Yes, removed it from the patch.

@DiggerLin
Please note this change might be needed for the upcoming relocation patch.

462

Hopefully, I covered all the cases that we needed to call the checker function.

llvm/tools/llvm-readobj/XCOFFDumper.cpp
375

We have

if (NumberOfAuxEntries == 0)
    return;

before this switch statement. If there is no aux entry, we would exit already before getting here.

jasonliu marked an inline comment as done.Aug 22 2019, 11:31 AM
jasonliu added inline comments.
llvm/tools/llvm-readobj/XCOFFDumper.cpp
117

Will add a new line before this function.

jasonliu marked an inline comment as done.Aug 22 2019, 11:47 AM
jasonliu added inline comments.
llvm/tools/llvm-readobj/XCOFFDumper.cpp
251

Discussed offline, the overflow handling is for section auxiliary header, not for symbol auxiliary entry.

Looking through this latest version still (this is a largish patch).

llvm/tools/llvm-readobj/XCOFFDumper.cpp
375

Ah, yes. As a further consideration, I think we should do something about having more than one auxiliary entry here.

Looks like the patch is getting close.

llvm/include/llvm/BinaryFormat/XCOFF.h
167

Use "64-bit".

llvm/include/llvm/Object/XCOFFObjectFile.h
195

This function is sufficiently generic that we can just say that it returns string table entries (and name it appropriately).

llvm/lib/Object/XCOFFObjectFile.cpp
85

Ref.p is a uintptr_t, so this can be moved to before the viewAs.

114

Use "end-of-symbol-table".

146

Remove "or .debug section" as this function does not cover this case (at least not yet).

156

This is more generically "Bad offset for string table entry".

177

generateStringRef got modified in an NFC patch I believe. The uses in this patch make it more obvious that the one-argument version of that function should not be named so generically. Perhaps generateXCOFFFixedNameStringRef?

llvm/tools/llvm-readobj/XCOFFDumper.cpp
166

I think we should treat this as code.

251

I've experimented with XLC, and confirmed that it does not do the overflow handling for these fields. It will populate these with the low bits of the logical value.

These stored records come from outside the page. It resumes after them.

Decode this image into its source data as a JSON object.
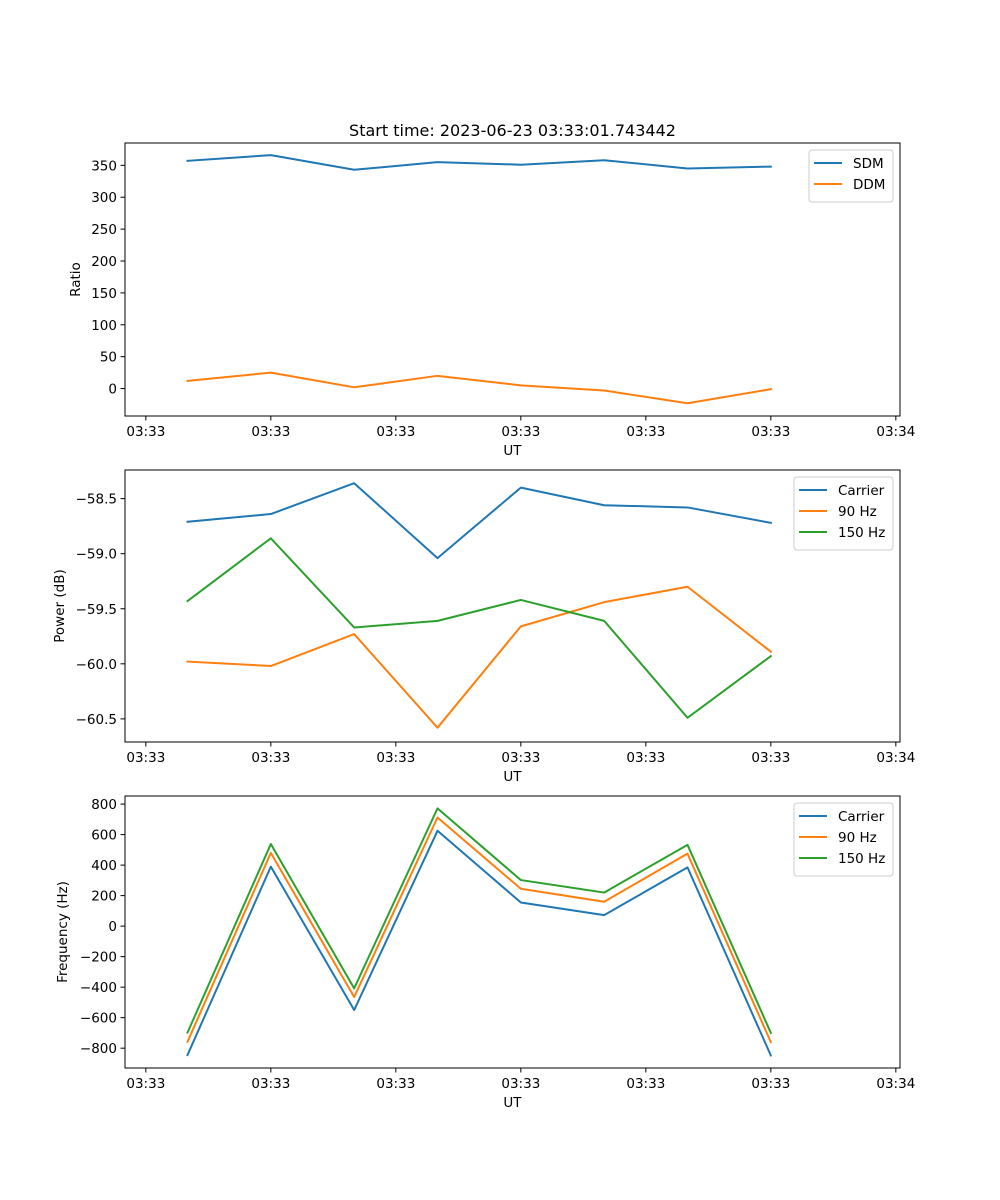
{
  "figure": {
    "title": "Start time: 2023-06-23 03:33:01.743442"
  },
  "chart_data": [
    {
      "type": "line",
      "title": "Start time: 2023-06-23 03:33:01.743442",
      "xlabel": "UT",
      "ylabel": "Ratio",
      "x_tick_labels": [
        "03:33",
        "03:33",
        "03:33",
        "03:33",
        "03:33",
        "03:33",
        "03:34"
      ],
      "x": [
        1,
        2,
        3,
        4,
        5,
        6,
        7,
        8
      ],
      "xlim": [
        0.25,
        9.55
      ],
      "ylim": [
        -43,
        385
      ],
      "yticks": [
        0,
        50,
        100,
        150,
        200,
        250,
        300,
        350
      ],
      "legend_position": "upper right",
      "series": [
        {
          "name": "SDM",
          "color": "#1f77b4",
          "values": [
            357,
            366,
            343,
            355,
            351,
            358,
            345,
            348
          ]
        },
        {
          "name": "DDM",
          "color": "#ff7f0e",
          "values": [
            12,
            25,
            2,
            20,
            5,
            -3,
            -23,
            -1
          ]
        }
      ]
    },
    {
      "type": "line",
      "title": "",
      "xlabel": "UT",
      "ylabel": "Power (dB)",
      "x_tick_labels": [
        "03:33",
        "03:33",
        "03:33",
        "03:33",
        "03:33",
        "03:33",
        "03:34"
      ],
      "x": [
        1,
        2,
        3,
        4,
        5,
        6,
        7,
        8
      ],
      "xlim": [
        0.25,
        9.55
      ],
      "ylim": [
        -60.71,
        -58.24
      ],
      "yticks": [
        -60.5,
        -60.0,
        -59.5,
        -59.0,
        -58.5
      ],
      "ytick_labels": [
        "−60.5",
        "−60.0",
        "−59.5",
        "−59.0",
        "−58.5"
      ],
      "legend_position": "upper right",
      "series": [
        {
          "name": "Carrier",
          "color": "#1f77b4",
          "values": [
            -58.71,
            -58.64,
            -58.36,
            -59.04,
            -58.4,
            -58.56,
            -58.58,
            -58.72
          ]
        },
        {
          "name": "90 Hz",
          "color": "#ff7f0e",
          "values": [
            -59.98,
            -60.02,
            -59.73,
            -60.58,
            -59.66,
            -59.44,
            -59.3,
            -59.89
          ]
        },
        {
          "name": "150 Hz",
          "color": "#2ca02c",
          "values": [
            -59.43,
            -58.86,
            -59.67,
            -59.61,
            -59.42,
            -59.61,
            -60.49,
            -59.93
          ]
        }
      ]
    },
    {
      "type": "line",
      "title": "",
      "xlabel": "UT",
      "ylabel": "Frequency (Hz)",
      "x_tick_labels": [
        "03:33",
        "03:33",
        "03:33",
        "03:33",
        "03:33",
        "03:33",
        "03:34"
      ],
      "x": [
        1,
        2,
        3,
        4,
        5,
        6,
        7,
        8
      ],
      "xlim": [
        0.25,
        9.55
      ],
      "ylim": [
        -930,
        853
      ],
      "yticks": [
        -800,
        -600,
        -400,
        -200,
        0,
        200,
        400,
        600,
        800
      ],
      "ytick_labels": [
        "−800",
        "−600",
        "−400",
        "−200",
        "0",
        "200",
        "400",
        "600",
        "800"
      ],
      "legend_position": "upper right",
      "series": [
        {
          "name": "Carrier",
          "color": "#1f77b4",
          "values": [
            -845,
            390,
            -550,
            625,
            155,
            72,
            385,
            -848
          ]
        },
        {
          "name": "90 Hz",
          "color": "#ff7f0e",
          "values": [
            -758,
            480,
            -465,
            712,
            245,
            160,
            475,
            -760
          ]
        },
        {
          "name": "150 Hz",
          "color": "#2ca02c",
          "values": [
            -698,
            538,
            -408,
            772,
            302,
            220,
            533,
            -700
          ]
        }
      ]
    }
  ]
}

llvm/tools/llvm-readobj/XCOFFDumper.cpp
251

I think we can have a comment here that, unlike the corresponding fields in the section header, these fields do not handle values greater than 65535.

jasonliu updated this revision to Diff 217177.Aug 26 2019, 9:04 AM
jasonliu marked 13 inline comments as done.

Addressed all the new comments.

llvm/lib/Object/XCOFFObjectFile.cpp
177

Agree. The name should give more information on what it is trying to do.

llvm/tools/llvm-readobj/XCOFFDumper.cpp
375

Could C_STAT symbol have more than 1 aux entry? I added an assertion for that.

llvm/tools/llvm-readobj/XCOFFDumper.cpp
375

Can we make that a report_fatal_error? It is an error in the user-provided input, so we should report the error.

jasonliu marked an inline comment as done.Aug 26 2019, 10:27 AM
jasonliu added inline comments.
llvm/tools/llvm-readobj/XCOFFDumper.cpp
375

Right. I will make it a report_fatal_error in the commit or next revision.

LGTM with minor comments.

llvm/tools/llvm-readobj/XCOFFDumper.cpp
288

Newline before the comment.

434

s/could/should/;

This revision is now accepted and ready to land.Aug 26 2019, 1:33 PM
This revision was automatically updated to reflect the committed changes.